Couple farms worms for profit, poop

By Kevin Parks

ThisWeek Community Newspapers Tuesday March 9, 2010 11:17 PM

Jeremy Gedert knows the value of worms.

He and his wife, Kellie, maintain a small urban worm farm at their Northland home. They call it "One 20 Farm," which is derived from a verse in the Book of Romans in the Bible:

"For since the creation of the world God's invisible attributes, his eternal power and divine nature, have been understood and observed by what he made, so that people are without excuse."

The Web site for their enterprise - now in its third season and with roughly 5,000 red wigglers on hand - describes the couple as a "culinary chef and an artist who have fallen in love with God's green earth."

They prove this by engaging in what is called "vermicomposting," which allows worms to eat food scraps and produce brown stuff that lets people who grow things in the green earth have even greener thumbs. It's called "worm castings," but that's just a nice name for what it actually is: worm poop.

"One 20 is the result of a marriage between a sustainably minded woman with some old-school hippy influences and a chef-'food nerd' weary of tales about contaminated vegetables," the Gederts state on their Web site, which is maintained by Kellie, who handles marketing and public relations. "We began with a tiny backyard garden inside a dog kennel - couldn't keep the dogs in it, so might as well use it to keep them out - and grew over a couple of years into multiple small plots.
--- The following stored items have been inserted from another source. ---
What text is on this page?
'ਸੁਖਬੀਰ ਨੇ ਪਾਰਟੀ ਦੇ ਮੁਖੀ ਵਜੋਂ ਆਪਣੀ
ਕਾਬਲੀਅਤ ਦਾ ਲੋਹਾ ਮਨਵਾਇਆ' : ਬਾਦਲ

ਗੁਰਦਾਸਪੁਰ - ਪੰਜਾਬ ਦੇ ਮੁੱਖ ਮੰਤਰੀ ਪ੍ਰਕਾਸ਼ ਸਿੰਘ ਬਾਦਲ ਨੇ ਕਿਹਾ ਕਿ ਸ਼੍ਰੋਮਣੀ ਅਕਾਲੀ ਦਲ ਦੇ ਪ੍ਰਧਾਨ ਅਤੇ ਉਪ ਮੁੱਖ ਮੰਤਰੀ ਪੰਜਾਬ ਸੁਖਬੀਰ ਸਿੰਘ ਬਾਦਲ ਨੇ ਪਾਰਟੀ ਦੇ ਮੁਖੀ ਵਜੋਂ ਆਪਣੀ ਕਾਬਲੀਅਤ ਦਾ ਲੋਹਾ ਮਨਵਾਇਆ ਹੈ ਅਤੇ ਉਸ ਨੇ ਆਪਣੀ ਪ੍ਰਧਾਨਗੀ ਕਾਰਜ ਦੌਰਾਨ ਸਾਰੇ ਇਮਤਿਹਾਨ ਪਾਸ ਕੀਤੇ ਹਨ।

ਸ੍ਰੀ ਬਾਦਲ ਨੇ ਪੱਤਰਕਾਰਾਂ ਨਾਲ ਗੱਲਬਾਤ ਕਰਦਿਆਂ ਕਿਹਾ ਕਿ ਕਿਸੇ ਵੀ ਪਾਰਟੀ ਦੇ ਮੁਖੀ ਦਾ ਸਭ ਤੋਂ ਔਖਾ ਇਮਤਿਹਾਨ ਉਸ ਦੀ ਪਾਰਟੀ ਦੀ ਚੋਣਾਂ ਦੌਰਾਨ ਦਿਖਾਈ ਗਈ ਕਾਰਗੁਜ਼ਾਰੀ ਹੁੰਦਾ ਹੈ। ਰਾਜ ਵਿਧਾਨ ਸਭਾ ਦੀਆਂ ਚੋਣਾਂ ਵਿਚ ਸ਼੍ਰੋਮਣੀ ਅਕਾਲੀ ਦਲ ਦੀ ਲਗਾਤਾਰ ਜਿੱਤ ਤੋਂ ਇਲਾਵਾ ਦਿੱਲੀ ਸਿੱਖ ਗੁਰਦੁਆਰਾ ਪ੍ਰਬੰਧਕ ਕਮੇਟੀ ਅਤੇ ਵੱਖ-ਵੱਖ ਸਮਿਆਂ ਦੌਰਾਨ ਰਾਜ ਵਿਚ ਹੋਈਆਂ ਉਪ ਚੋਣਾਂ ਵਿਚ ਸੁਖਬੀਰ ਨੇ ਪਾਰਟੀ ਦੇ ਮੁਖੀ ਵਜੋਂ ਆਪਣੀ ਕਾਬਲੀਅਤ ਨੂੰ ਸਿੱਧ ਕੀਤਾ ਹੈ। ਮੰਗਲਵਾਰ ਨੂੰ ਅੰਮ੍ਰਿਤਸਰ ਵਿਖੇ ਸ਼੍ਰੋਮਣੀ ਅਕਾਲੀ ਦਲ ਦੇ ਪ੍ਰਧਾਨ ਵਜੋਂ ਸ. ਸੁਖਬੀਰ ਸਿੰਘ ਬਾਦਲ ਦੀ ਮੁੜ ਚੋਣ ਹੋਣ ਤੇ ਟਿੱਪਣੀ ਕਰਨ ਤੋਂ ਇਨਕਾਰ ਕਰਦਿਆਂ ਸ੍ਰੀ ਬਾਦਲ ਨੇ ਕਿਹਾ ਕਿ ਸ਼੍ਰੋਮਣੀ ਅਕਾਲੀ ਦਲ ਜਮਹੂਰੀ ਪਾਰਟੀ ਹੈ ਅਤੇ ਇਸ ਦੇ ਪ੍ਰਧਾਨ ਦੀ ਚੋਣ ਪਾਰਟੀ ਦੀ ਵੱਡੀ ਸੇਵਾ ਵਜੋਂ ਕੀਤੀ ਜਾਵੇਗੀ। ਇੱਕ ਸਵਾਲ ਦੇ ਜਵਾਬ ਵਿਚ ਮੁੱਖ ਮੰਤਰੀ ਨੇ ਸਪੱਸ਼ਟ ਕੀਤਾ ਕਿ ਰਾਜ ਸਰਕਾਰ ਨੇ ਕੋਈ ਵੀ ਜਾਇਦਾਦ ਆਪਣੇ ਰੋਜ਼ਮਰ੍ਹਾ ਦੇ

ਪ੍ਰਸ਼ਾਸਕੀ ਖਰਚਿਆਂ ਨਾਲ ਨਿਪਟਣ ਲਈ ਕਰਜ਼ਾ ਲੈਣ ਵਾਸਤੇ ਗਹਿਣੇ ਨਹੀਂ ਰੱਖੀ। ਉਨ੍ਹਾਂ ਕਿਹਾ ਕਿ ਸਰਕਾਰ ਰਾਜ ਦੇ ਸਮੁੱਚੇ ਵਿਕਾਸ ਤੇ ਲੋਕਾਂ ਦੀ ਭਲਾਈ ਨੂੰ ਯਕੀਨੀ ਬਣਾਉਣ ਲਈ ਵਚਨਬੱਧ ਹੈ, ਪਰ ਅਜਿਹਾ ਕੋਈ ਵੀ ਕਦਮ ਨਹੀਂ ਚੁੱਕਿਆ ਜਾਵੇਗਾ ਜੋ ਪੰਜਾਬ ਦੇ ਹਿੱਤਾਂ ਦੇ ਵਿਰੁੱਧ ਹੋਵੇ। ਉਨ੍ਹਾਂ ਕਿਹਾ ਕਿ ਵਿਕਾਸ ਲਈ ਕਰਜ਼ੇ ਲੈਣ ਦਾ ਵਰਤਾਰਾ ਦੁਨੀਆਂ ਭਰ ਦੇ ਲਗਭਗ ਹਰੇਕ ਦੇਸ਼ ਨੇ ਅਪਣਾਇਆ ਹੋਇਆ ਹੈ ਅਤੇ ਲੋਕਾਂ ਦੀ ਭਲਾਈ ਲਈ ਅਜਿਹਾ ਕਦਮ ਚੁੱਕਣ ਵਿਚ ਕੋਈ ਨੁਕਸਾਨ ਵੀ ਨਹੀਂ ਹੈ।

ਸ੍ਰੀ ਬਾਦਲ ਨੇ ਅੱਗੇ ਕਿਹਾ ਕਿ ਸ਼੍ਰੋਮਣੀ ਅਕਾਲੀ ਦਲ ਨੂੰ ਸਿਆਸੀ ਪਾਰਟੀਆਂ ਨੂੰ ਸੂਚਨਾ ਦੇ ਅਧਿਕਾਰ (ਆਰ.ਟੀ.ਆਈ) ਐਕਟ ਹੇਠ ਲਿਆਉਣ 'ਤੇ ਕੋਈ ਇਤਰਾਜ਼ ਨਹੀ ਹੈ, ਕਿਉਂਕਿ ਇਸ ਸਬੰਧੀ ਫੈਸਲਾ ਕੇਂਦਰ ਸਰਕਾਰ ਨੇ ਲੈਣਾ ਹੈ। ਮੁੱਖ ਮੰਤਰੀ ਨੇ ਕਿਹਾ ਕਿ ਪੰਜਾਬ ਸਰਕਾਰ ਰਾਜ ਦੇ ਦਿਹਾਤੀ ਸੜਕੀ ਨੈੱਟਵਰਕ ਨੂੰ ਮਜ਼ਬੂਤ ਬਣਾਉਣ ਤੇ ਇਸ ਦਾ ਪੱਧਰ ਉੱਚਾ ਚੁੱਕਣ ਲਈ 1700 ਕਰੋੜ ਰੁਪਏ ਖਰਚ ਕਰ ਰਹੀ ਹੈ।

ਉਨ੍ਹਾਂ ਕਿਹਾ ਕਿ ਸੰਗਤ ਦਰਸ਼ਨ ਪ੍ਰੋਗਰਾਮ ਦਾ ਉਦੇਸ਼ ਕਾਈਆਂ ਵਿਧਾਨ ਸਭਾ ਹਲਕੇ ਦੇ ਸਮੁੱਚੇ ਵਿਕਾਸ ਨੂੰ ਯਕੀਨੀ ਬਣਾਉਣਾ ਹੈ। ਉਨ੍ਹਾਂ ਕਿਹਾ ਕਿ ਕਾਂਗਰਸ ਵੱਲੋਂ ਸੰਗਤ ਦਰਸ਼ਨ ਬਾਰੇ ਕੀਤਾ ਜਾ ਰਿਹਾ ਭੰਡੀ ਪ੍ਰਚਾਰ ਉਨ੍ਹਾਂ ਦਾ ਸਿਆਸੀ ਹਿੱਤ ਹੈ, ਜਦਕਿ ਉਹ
The garden became not just our personal produce department but also a classroom for us and our kids, an environment to teach about the importance of natural food as well as God's complex creativity.

"Vermiculture was introduced to us by our friends at Little Square Farm and it just seemed like the natural evolution of our project, 'Loving Food from Birth to Earth.'"

Jeremy Gedert first attended Mifflin High School before switching to the Fort Hayes Arts and Academic program, after which he entered the chef apprentice program at Columbus State Community College. "So, from art to food to worms," he said.

He now works as a chef for two catering companies, along with ranching his worms.

Kellie Gedert has a bachelor of fine arts degree from Ohio State University.

The route to worm farmer for Jeremy Gedert began in the restaurant industry. Really.

Working in that business, Gedert said, led him to become increasingly concerned about the quality and even safety of the food that reaches the tables of Americans, at home or in restaurants. He said notices go out on a frighteningly frequent basis regarding tainted produce.

"We definitely heard about it more often than what the mass media found out," Gedert said.

That led the Gederts to be concerned about what they were feeding their two children, Casandra, 9, and 5-year-old Milo.

In talking about their concerns with friends from Little Square Farm, a sustainable food operation and rain-barrel business in Grove City, the Gederts had the concept of worm composting brought to their attention.

After a good deal of research, they decided to give it a try.

It's very similar to ordinary composting, in which decaying organic material is turned into a form of fertilizer to improve soil structure, but the worms hasten the process and produce even richer fertilizer in the form of their castings, Jeremy Gedert said. They also add calcium to the material that passes through their systems.

"Anyone who's grown tomatoes knows calcium's important to plants," he said.

The Northland couple initially sold many of the worms they purchased online from a supplier in Pennsylvania, along with worm bins and, of course, those castings. But at first the demand for the worms, not their byproducts or the bins, practically outstripped the Gederts' ability to keep enough of a breeding stock on hand, so now they mostly market the castings.

The castings, which Gedert said look like slightly coarser potting soil, can be mixed in small quantities in dirt to improve the soil and help keep in moisture. It also can be mixed with water to create what is called "worm tea."

"Which sounds delicious," Gedert said, jokingly.

This can be sprayed onto crops or plants, and helps cast the castings over a wider area.

The last major harvest of castings, which involved picking up about four months of their "output," produced roughly 13 gallons of the material, Gedert said.

"It's been nice, because we would normally do composting, but this has helped us do some more," he said.